September 16, 2006

Chalmers Johnson takes leave of senses. One-way ticket used.

On January 1, 2001, a super-expensive, super-secret U.S. spy plane was flying reconnaissance over an advanced Chinese warship, a Russian-made Sovremenny-class destroyer. Chinese fighters arrived and one clipped the wing of the U.S. plane and crashed in the ocean. The remaining Chinese fighter forced the U.S. plane to fly to China's Hainan Island[1] and the U.S. pilot chose to land the plane rather than ditch it.[2] We hope this is because the crew had suitable time to implement foolproof destruction SOPs before the plane's wheels hit the Chinese airstrip.

Here's a description of that U.S. Navy aircraft:
The U.S. Navy EP-3 Aries aircraft captured by China is reported to be part of the National Security Agency "Echelon" system. Each Aries aircraft is so expensive that only 12 such planes are in the entire U.S. Navy inventory.
Aries aircraft are equipped with giant onboard computers to sort and retransmit the data directly via secure link to NSA headquarters located at Ft. Meade, Md. The highly modified EP-3 Aries aircraft are also equipped with high-powered infrared video cameras to photograph various targets.

Each Aries is designed to provide fleet and theater commanders worldwide with near-real-time tactical-signals intelligence. The Aries is packed with sensitive receivers and high-gain dish antennas. The captured EP-3 reportedly was on a mission to obtain a wide range of electronic emissions from deep inside Chinese territory. [3]

Gaining access to the plane was a major coup for the Chinese who probably had the plane taken apart and shipped to defense industry analysts before the U.S. crew had their first meal of baked basset hound.
Here's the reaction of Chalmers Johnson -- whose grasp of the realities of world affairs leads him to propose the abolition of the CIA[4] -- to the harassment of, firing upon, and theft of a U.S. Navy plane:
"The U.S. Navy flying spy missions 62 miles from the Chinese coast is simply insane," stated Japan Policy Research Institute president Chalmers Johnson.

"We bait the Chinese with these spy flights, we needle the North Koreans over military movements inside their own borders and antagonize the Russians over an American turned spy while tunneling under their embassy in D.C. This kind of cowboy diplomacy is a form of Clint Eastwood machismo."

"It all adds up to that we are just now starting to pay for the election of George W. Bush," concluded Johnson. "The Chinese were completely justified in taking this action.
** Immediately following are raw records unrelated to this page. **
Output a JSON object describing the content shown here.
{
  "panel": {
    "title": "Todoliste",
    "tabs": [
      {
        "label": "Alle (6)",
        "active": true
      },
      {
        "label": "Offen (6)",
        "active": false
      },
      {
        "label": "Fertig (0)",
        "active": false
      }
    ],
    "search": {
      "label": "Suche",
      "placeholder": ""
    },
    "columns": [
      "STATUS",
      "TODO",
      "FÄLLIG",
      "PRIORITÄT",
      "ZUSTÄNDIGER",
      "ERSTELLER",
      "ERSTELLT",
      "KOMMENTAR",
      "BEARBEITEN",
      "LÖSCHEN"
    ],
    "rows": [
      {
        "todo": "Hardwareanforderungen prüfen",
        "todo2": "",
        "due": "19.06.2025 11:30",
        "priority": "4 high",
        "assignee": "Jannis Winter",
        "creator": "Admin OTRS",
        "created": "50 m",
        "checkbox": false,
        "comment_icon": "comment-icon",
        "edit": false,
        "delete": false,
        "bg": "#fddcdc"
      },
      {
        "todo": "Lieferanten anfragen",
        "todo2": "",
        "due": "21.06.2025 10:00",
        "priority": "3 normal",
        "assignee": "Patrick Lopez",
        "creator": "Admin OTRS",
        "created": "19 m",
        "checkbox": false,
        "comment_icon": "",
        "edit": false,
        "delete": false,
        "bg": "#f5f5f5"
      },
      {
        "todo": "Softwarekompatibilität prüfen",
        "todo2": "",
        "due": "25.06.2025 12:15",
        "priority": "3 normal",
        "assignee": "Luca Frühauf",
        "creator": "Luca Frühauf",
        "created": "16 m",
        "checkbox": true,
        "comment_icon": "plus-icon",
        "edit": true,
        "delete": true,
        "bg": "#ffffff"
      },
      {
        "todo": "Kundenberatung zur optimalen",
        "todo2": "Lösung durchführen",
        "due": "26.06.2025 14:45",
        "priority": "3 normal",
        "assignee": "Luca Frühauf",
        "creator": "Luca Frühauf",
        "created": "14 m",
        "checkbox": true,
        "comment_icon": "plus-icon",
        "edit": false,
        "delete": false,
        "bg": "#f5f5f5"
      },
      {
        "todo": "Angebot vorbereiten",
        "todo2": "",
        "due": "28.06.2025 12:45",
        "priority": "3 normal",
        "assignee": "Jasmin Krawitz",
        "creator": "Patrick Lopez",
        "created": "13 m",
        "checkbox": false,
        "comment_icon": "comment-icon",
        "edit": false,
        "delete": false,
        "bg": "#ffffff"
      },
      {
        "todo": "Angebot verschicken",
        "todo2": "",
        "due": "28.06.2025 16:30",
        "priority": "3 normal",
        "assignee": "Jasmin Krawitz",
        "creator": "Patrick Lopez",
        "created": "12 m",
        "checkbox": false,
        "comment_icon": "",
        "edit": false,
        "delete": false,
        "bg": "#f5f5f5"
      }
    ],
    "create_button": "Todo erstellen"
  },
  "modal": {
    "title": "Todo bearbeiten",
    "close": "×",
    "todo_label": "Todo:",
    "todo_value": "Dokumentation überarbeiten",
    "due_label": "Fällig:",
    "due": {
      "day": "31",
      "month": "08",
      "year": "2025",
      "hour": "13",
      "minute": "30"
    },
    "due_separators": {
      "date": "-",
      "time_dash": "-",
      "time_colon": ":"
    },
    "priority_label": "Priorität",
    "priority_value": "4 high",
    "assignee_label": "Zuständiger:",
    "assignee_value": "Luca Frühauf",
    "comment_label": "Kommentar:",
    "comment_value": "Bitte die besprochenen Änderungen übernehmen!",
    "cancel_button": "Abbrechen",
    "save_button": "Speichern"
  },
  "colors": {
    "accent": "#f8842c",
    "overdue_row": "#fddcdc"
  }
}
The Bush administration is deliberately going out of its way to antagonize Beijing."[5]

So, according to Johnson, the Chinese are completely justified in harassing a U.S. Navy plane operating 62 miles from China (over international waters), endangering the lives of the crew, endangering a major military asset of the U.S., threatening the pilot with being shot down, and stealing the U.S. blind and . . . the plane was used to "bait" the Chinese. Into doing . . . ?

A former professor at Berkeley.

The good news is that this could have been yet another screw up resulting from the American political leadership's fascination -- much in evidence since the end of WWII -- with sending U.S. intelligence ships and planes in to spy on sensitive commie areas and military assets with no muscle to back them up.
In this particular case, we're happy to provide a picture of the security for this unbelievably valuable and vulnerable U.S. technical asset and the equally valuable human assets aboard that actually was provided:


Just kidding.

Notes
[1] "US airplane was probing new warship." By Brian Hsu, date and place of original publication unknown.
[2] "Major Intelligence Coup for China." By Charles R. Smith, 4/2/01, date and place of original publication unknown.
[3] Id.
[4] "Improve the CIA? Better to abolish it." By Chalmers Johnson, San Francisco Chronicle, 2/22/04.
[5] "Major Intelligence Coup for China." By Charles R. Smith, 4/2/01, date and place of original publication unknown.